In 2019, Salmon said he convinced the other business stakeholders in his family to significantly pare down its exposure to skilled nursing. The company ultimately reduced its skilled nursing footprint by about half, and recruited those former SNF workers to work in the company’s home health, hospice and private-duty businesses.

“But those nursing home residents still need care too, and so we’re just robbing Peter to pay Paul,” he added. “On the homecare-based side of our business, we actually pay more than we do on the housing side.”

He added “I’d double the size of the business if I could, but I’d be limited by staff.”

Another challenge for Salmon Health is how to frame all of this to its ownership and capital.
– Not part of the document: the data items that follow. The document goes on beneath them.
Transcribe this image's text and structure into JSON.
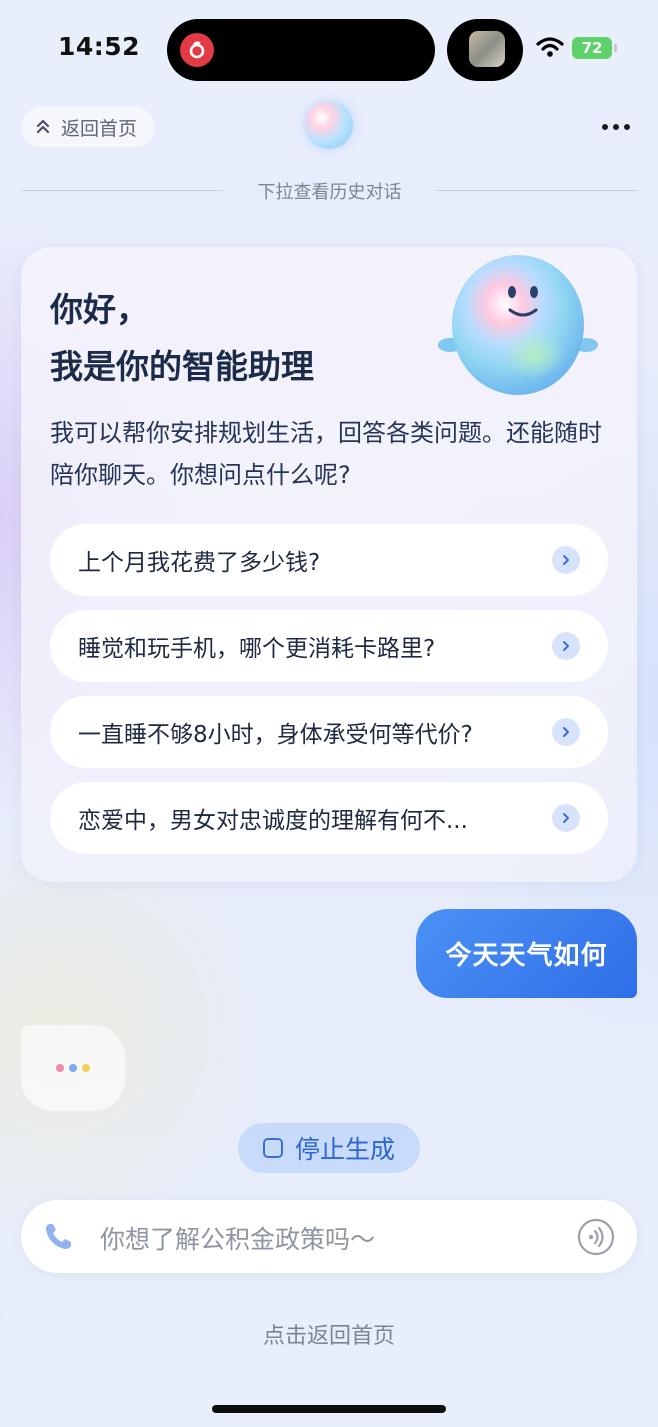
{
  "status_bar": {
    "time": "14:52",
    "battery": "72",
    "island_app_icon": "netease-music-icon",
    "signal_icon": "wifi-icon"
  },
  "header": {
    "back_label": "返回首页",
    "history_hint": "下拉查看历史对话"
  },
  "welcome": {
    "greeting_line1": "你好，",
    "greeting_line2": "我是你的智能助理",
    "intro": "我可以帮你安排规划生活，回答各类问题。还能随时陪你聊天。你想问点什么呢?"
  },
  "suggestions": [
    {
      "label": "上个月我花费了多少钱?"
    },
    {
      "label": "睡觉和玩手机，哪个更消耗卡路里?"
    },
    {
      "label": "一直睡不够8小时，身体承受何等代价?"
    },
    {
      "label": "恋爱中，男女对忠诚度的理解有何不..."
    }
  ],
  "chat": {
    "user_message": "今天天气如何",
    "typing_dot_colors": [
      "#f08bb0",
      "#7fa8f5",
      "#f3cf5a"
    ]
  },
  "controls": {
    "stop_label": "停止生成",
    "input_placeholder": "你想了解公积金政策吗～",
    "back_home_label": "点击返回首页"
  },
  "colors": {
    "accent": "#2f6ee8",
    "chevron_bg": "#d6e3fb",
    "battery_green": "#5fd16a"
  }
}
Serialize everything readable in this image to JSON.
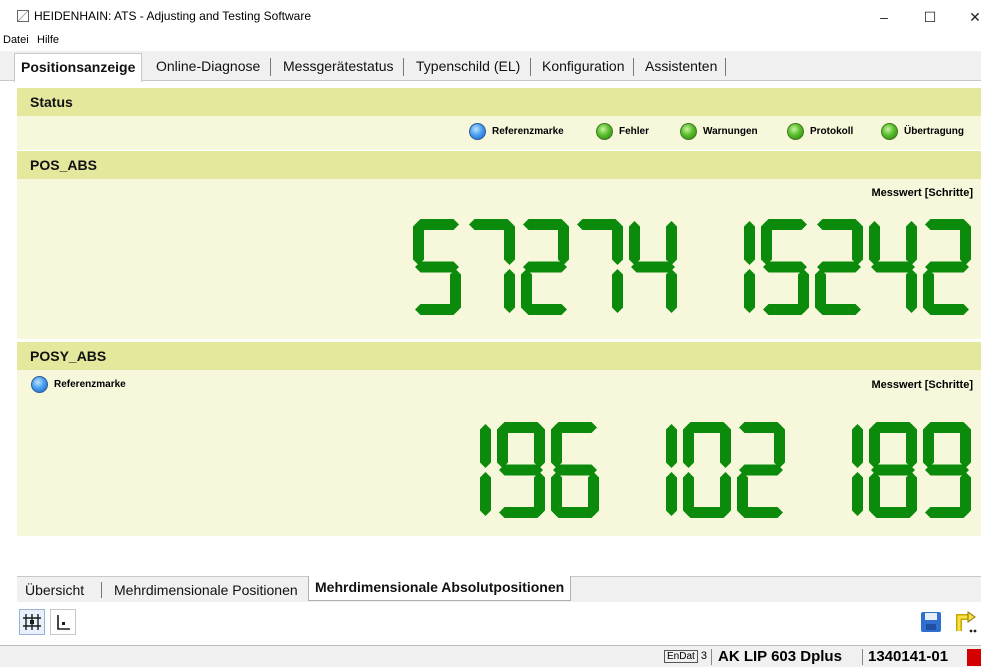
{
  "window": {
    "title": "HEIDENHAIN: ATS - Adjusting and Testing Software",
    "minimize": "–",
    "maximize": "☐",
    "close": "✕"
  },
  "menu": [
    "Datei",
    "Hilfe"
  ],
  "tabs": [
    {
      "label": "Positionsanzeige",
      "active": true
    },
    {
      "label": "Online-Diagnose",
      "active": false
    },
    {
      "label": "Messgerätestatus",
      "active": false
    },
    {
      "label": "Typenschild (EL)",
      "active": false
    },
    {
      "label": "Konfiguration",
      "active": false
    },
    {
      "label": "Assistenten",
      "active": false
    }
  ],
  "status_section": {
    "header": "Status",
    "indicators": [
      {
        "label": "Referenzmarke",
        "color": "blue"
      },
      {
        "label": "Fehler",
        "color": "green"
      },
      {
        "label": "Warnungen",
        "color": "green"
      },
      {
        "label": "Protokoll",
        "color": "green"
      },
      {
        "label": "Übertragung",
        "color": "green"
      }
    ]
  },
  "pos_abs": {
    "header": "POS_ABS",
    "unit_label": "Messwert [Schritte]",
    "value": "57274 15242"
  },
  "posy_abs": {
    "header": "POSY_ABS",
    "indicator_label": "Referenzmarke",
    "unit_label": "Messwert [Schritte]",
    "value": "196 102 189"
  },
  "bottom_tabs": [
    {
      "label": "Übersicht",
      "active": false
    },
    {
      "label": "Mehrdimensionale Positionen",
      "active": false
    },
    {
      "label": "Mehrdimensionale Absolutpositionen",
      "active": true
    }
  ],
  "toolbar": {
    "left_icons": [
      "grid-icon",
      "axis-icon"
    ],
    "right_icons": [
      "save-icon",
      "exit-icon"
    ]
  },
  "statusbar": {
    "interface_prefix": "EnDat",
    "interface_version": "3",
    "device": "AK LIP 603 Dplus",
    "id": "1340141-01"
  },
  "colors": {
    "section_header": "#e3e89d",
    "section_body": "#f6f7db",
    "digit_green": "#0b8a0b",
    "led_blue": "#4aa0f0",
    "led_green": "#59bf2b"
  }
}
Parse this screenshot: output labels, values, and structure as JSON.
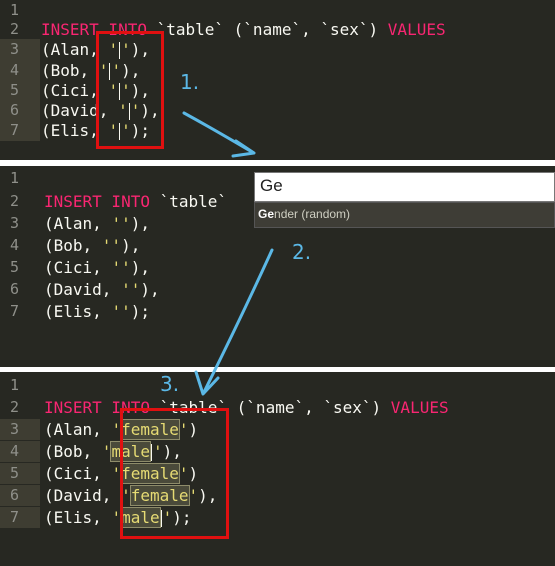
{
  "panel1": {
    "lines": [
      {
        "num": "1"
      },
      {
        "num": "2",
        "kw1": "INSERT INTO",
        "mid": " `table` (`name`, `sex`) ",
        "kw2": "VALUES"
      },
      {
        "num": "3",
        "pre": "(Alan, ",
        "q1": "'",
        "q2": "'",
        "post": "),"
      },
      {
        "num": "4",
        "pre": "(Bob, ",
        "q1": "'",
        "q2": "'",
        "post": "),"
      },
      {
        "num": "5",
        "pre": "(Cici, ",
        "q1": "'",
        "q2": "'",
        "post": "),"
      },
      {
        "num": "6",
        "pre": "(David, ",
        "q1": "'",
        "q2": "'",
        "post": "),"
      },
      {
        "num": "7",
        "pre": "(Elis, ",
        "q1": "'",
        "q2": "'",
        "post": ");"
      }
    ]
  },
  "panel2": {
    "lines": [
      {
        "num": "1"
      },
      {
        "num": "2",
        "kw1": "INSERT INTO",
        "mid": " `table`"
      },
      {
        "num": "3",
        "pre": "(Alan, ",
        "str": "''",
        "post": "),"
      },
      {
        "num": "4",
        "pre": "(Bob, ",
        "str": "''",
        "post": "),"
      },
      {
        "num": "5",
        "pre": "(Cici, ",
        "str": "''",
        "post": "),"
      },
      {
        "num": "6",
        "pre": "(David, ",
        "str": "''",
        "post": "),"
      },
      {
        "num": "7",
        "pre": "(Elis, ",
        "str": "''",
        "post": ");"
      }
    ],
    "popup": {
      "query": "Ge",
      "item_bold": "Ge",
      "item_rest": "nder (random)"
    }
  },
  "panel3": {
    "lines": [
      {
        "num": "1"
      },
      {
        "num": "2",
        "kw1": "INSERT INTO",
        "mid": " `table` (`name`, `sex`) ",
        "kw2": "VALUES"
      },
      {
        "num": "3",
        "pre": "(Alan, ",
        "q1": "'",
        "val": "female",
        "q2": "'",
        "post": ")"
      },
      {
        "num": "4",
        "pre": "(Bob, ",
        "q1": "'",
        "val": "male",
        "q2": "'",
        "post": "),"
      },
      {
        "num": "5",
        "pre": "(Cici, ",
        "q1": "'",
        "val": "female",
        "q2": "'",
        "post": ")"
      },
      {
        "num": "6",
        "pre": "(David, ",
        "q1": "'",
        "val": "female",
        "q2": "'",
        "post": "),"
      },
      {
        "num": "7",
        "pre": "(Elis, ",
        "q1": "'",
        "val": "male",
        "q2": "'",
        "post": ");"
      }
    ]
  },
  "annotations": {
    "step1": "1.",
    "step2": "2.",
    "step3": "3."
  },
  "colors": {
    "editor_bg": "#272822",
    "keyword": "#f92672",
    "string": "#e6db74",
    "annotation": "#5bb8e6",
    "highlight_box": "#e01010"
  }
}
Today, the company works with REITs, banks and private equity partners, and describing how all of the pieces fit together can be a challenge.

“In an assisted living, for example, you start using your home health and private duty in that assisted living to provide the care … rather than having the care being provided by your own [personal care aides], private equity investors are going to say, ‘Well, where’s all that revenue gone?’” Salmon said. “So, we’ve run into some challenges explaining to our capital partners how the whole continuum works and how it fits together, and why that’s the value proposition that our organization presents.”

But at the end of the day, Salmon stressed these challenges are well worth navigating given the prize for operators that can effectively manage a continuum of care. Looking ahead to 2024, Salmon said the company is “trying to be aggressive and in preparing to be smart about home health growth.”

“If you’re focusing on the care experience for the people that you serve, there’s tremendous opportunity,” he said.